Inga Arvad: The scandalous scandinavian
By Ann Mariager
Inga Arvad – the Scandalous Scandinavian is a biography of the life and times of the beautiful and adventurous Danish born newspaper columnist in Washington. In 1941-42, she was suspected by the FBI to be a Nazi spy while having a romantic affair with John F. Kennedy, a young ensign at the Office of Naval Intelligence.
Arvad, a former Miss Denmark and world explorer, was a young, enterprising freelance correspondent in Berlin in the mid-30s and covered Hermann Göring’s wedding and interviewed Adolf Hitler twice for Danish newspapers. The Fuehrer called her a “perfect Nordic beauty”. In the Spring of 1936, a Berlin news agency distributed an unfounded news item to American newspapers announcing that Hitler had appointed Inga as his propaganda chief in Denmark. Five years later, this mysterious announcement resurfaced in Washington and dogged Inga Arvad’s life as the U.S. entered WW II.

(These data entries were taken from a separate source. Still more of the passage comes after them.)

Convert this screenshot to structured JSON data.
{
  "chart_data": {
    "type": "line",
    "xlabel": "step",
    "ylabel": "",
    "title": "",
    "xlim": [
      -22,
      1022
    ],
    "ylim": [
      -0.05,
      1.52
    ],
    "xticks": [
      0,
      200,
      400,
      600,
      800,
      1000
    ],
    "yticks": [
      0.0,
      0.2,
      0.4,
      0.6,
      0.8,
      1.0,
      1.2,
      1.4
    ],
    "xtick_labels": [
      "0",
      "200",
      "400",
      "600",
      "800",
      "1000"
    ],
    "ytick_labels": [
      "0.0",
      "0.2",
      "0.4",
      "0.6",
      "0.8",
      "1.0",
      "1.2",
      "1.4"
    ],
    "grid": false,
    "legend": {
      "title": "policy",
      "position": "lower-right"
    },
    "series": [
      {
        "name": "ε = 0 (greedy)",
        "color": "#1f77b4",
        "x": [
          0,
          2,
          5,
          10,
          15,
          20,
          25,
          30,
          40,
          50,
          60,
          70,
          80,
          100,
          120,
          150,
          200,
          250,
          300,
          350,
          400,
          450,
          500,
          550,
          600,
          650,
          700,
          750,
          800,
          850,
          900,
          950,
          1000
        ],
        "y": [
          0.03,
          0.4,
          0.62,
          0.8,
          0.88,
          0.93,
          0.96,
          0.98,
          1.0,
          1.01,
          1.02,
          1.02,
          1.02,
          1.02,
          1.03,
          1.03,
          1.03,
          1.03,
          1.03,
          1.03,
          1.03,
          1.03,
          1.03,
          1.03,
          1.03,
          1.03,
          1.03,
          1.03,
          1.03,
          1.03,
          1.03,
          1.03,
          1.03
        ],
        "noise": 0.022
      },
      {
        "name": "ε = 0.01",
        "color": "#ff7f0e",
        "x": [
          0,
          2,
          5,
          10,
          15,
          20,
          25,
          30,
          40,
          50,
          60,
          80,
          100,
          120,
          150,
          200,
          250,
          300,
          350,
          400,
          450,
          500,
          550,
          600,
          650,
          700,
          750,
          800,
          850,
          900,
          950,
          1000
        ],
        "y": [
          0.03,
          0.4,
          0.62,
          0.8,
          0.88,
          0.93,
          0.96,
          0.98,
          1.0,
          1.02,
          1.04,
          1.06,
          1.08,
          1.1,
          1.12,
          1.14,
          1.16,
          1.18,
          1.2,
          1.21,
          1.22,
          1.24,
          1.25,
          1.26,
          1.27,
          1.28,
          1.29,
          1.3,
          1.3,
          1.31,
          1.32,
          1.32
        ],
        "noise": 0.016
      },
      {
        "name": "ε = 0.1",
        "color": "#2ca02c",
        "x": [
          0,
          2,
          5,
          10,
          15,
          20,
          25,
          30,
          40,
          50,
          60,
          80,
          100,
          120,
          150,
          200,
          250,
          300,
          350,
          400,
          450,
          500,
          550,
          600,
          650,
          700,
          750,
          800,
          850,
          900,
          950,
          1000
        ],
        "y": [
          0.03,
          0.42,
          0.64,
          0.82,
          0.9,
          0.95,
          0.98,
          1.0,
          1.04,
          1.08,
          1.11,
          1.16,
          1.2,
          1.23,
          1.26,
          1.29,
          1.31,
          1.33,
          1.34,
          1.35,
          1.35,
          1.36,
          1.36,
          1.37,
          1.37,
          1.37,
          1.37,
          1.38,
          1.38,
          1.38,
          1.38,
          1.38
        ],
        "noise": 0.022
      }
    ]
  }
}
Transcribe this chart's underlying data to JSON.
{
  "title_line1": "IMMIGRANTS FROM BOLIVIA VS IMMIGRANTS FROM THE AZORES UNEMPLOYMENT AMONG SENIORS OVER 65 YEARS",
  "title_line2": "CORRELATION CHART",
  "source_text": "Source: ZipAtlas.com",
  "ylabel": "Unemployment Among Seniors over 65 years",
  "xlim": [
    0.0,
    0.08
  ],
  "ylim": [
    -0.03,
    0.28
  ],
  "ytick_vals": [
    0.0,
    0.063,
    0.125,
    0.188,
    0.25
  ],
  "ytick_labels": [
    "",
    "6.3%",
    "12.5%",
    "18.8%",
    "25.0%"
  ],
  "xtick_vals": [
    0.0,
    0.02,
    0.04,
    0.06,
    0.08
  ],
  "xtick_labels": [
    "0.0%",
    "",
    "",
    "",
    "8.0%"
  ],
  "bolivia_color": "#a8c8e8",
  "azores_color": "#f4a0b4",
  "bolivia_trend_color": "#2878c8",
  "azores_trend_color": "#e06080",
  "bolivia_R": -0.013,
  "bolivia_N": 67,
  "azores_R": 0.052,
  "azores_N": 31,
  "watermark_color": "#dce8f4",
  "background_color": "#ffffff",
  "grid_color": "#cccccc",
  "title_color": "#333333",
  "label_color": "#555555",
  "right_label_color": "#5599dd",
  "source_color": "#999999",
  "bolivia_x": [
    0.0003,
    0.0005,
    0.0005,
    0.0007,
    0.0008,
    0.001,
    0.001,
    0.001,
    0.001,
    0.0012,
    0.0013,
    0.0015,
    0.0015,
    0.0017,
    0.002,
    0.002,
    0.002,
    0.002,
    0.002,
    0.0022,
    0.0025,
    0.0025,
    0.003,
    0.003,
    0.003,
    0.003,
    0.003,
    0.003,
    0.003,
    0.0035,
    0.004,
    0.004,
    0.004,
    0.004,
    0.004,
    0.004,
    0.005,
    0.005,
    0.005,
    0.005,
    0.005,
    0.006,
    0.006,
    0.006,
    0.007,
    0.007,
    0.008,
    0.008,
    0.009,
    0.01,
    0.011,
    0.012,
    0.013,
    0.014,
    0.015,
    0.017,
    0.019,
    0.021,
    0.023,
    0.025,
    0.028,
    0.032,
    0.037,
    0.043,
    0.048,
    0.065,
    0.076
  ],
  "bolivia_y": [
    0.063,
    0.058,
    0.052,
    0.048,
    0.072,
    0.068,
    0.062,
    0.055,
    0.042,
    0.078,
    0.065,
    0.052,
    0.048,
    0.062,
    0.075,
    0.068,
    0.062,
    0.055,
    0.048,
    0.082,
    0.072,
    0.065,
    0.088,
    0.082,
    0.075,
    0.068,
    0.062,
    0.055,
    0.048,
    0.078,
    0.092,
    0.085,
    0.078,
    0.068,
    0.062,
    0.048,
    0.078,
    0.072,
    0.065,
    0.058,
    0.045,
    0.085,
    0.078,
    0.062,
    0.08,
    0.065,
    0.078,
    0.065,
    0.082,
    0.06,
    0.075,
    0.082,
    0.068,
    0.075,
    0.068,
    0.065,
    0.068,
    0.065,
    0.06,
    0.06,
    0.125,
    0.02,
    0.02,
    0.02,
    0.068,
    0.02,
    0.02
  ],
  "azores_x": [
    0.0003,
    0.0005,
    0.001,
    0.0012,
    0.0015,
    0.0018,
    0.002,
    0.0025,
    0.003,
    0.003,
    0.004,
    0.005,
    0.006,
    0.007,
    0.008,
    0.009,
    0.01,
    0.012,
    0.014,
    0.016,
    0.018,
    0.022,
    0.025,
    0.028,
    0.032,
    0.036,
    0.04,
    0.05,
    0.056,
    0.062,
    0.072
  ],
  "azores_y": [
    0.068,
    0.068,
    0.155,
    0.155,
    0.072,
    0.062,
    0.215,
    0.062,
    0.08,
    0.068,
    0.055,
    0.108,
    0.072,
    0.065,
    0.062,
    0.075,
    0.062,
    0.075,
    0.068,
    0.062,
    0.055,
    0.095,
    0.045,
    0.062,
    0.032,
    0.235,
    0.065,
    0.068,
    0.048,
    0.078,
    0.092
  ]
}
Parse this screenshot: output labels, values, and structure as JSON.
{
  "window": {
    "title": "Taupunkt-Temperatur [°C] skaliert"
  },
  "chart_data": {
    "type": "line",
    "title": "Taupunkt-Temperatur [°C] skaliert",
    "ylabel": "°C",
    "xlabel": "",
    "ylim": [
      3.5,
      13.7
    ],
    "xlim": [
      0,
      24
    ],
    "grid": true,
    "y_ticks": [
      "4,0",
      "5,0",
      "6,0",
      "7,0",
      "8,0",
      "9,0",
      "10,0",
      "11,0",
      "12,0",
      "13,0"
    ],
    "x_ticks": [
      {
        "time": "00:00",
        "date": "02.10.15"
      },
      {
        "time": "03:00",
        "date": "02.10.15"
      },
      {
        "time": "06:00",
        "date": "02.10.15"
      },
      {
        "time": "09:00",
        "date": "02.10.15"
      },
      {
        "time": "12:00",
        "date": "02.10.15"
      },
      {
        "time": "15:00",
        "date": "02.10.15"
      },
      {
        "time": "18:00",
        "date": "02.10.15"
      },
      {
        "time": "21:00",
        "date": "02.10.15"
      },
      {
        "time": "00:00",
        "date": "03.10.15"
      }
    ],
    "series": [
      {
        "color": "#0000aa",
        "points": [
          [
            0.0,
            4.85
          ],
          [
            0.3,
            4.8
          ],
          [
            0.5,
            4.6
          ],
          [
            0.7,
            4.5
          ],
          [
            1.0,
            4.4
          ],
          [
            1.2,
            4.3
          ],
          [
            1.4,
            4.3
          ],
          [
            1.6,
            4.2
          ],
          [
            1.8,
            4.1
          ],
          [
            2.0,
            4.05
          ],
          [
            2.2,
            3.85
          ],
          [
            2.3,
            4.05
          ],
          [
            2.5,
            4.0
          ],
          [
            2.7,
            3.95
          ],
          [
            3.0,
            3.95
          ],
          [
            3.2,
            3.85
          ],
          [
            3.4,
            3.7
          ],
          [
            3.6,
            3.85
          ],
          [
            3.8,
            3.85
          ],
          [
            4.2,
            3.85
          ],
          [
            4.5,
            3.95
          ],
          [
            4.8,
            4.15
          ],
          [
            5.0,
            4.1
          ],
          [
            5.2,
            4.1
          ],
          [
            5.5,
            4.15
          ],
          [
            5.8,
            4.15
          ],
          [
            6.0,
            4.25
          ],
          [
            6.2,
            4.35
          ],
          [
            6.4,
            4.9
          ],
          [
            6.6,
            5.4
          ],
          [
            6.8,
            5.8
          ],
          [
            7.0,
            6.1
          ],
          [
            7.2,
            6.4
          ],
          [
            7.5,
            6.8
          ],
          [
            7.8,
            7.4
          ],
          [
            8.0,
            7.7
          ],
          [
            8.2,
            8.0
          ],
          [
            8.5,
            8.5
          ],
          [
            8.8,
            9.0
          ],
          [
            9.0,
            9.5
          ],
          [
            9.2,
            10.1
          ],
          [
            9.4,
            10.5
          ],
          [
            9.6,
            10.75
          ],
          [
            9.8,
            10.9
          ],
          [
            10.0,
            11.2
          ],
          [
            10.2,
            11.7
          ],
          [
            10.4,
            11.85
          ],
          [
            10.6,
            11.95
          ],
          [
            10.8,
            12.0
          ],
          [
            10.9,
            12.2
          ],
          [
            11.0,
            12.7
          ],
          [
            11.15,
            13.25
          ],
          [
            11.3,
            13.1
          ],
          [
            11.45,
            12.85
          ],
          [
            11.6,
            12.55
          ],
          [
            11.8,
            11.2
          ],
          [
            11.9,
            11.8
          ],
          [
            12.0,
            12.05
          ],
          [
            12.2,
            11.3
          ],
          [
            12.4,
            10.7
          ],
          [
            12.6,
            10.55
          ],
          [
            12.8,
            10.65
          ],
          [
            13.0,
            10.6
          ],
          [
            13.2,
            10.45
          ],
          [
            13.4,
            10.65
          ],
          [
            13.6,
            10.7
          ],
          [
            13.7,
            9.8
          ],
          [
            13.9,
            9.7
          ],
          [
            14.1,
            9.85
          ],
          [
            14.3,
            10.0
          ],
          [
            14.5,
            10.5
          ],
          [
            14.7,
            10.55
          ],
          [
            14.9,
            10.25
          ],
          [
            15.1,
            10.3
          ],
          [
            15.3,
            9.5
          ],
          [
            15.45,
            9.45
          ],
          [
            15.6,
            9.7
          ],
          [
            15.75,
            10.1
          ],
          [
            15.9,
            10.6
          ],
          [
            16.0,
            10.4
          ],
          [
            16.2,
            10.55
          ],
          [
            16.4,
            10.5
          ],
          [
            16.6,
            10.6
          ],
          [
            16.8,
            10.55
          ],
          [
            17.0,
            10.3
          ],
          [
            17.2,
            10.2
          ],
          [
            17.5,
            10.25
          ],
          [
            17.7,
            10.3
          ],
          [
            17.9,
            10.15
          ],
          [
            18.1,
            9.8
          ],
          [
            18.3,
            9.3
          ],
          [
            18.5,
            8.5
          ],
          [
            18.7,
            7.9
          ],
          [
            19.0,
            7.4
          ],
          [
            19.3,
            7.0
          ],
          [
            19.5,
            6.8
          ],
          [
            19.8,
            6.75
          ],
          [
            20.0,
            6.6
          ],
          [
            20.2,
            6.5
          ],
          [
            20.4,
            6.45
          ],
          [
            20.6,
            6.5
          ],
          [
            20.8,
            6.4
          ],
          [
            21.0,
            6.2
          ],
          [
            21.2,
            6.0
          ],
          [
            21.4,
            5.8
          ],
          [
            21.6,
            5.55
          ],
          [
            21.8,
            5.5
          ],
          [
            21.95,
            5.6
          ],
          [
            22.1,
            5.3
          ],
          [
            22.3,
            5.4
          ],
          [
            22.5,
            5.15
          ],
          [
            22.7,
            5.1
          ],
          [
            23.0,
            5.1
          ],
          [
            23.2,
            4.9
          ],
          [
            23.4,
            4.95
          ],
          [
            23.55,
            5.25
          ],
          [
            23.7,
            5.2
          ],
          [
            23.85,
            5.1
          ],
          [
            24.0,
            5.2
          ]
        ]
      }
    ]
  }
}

In a war hysterical Washington, Arvad’s past and her affair with Jack Kennedy raised the FBI’s suspicion and J. Edgar Hoover and his staff embarked on a relentless surveillance of her, encouraged by President Roosevelt’s animosity towards
Arvad’s newspaper, isolationist Washington Times-Herald, and Arvad’s connection to blacklisted Swedish tycoon, Axel Wenner-Gren. Young Kennedy was relocated to Charleston, S.C. Their affair continued, closely watched by the FBI.
Arvad eventually had to leave Washington. She moved on to work as a reporter for the North American Newspaper Alliance in New York. A year later, she took over Sheilah Graham’s column in Hollywood. In the Summer of 1945 she was engaged to a prominent British politician, Robert Boothby. But the 1936 news item came back to haunt her and their engagement was cancelled.
Inga Arvad became an American citizen in 1945 and married Western actor Tim McCoy in 1947. She retired from public life to take care of their two sons while McCoy toured the US to support them. Inga Arvad McCoy died in Nogales, AZ, in 1973.
Ann Mariager (born 1953) is a freelance journalist with degrees from Columbia Graduate School of Journalism in New York and the Danish School of Journalism, and is the author of two books on New York. She is also a columnist, writes for theatre and television and is a popular public speaker.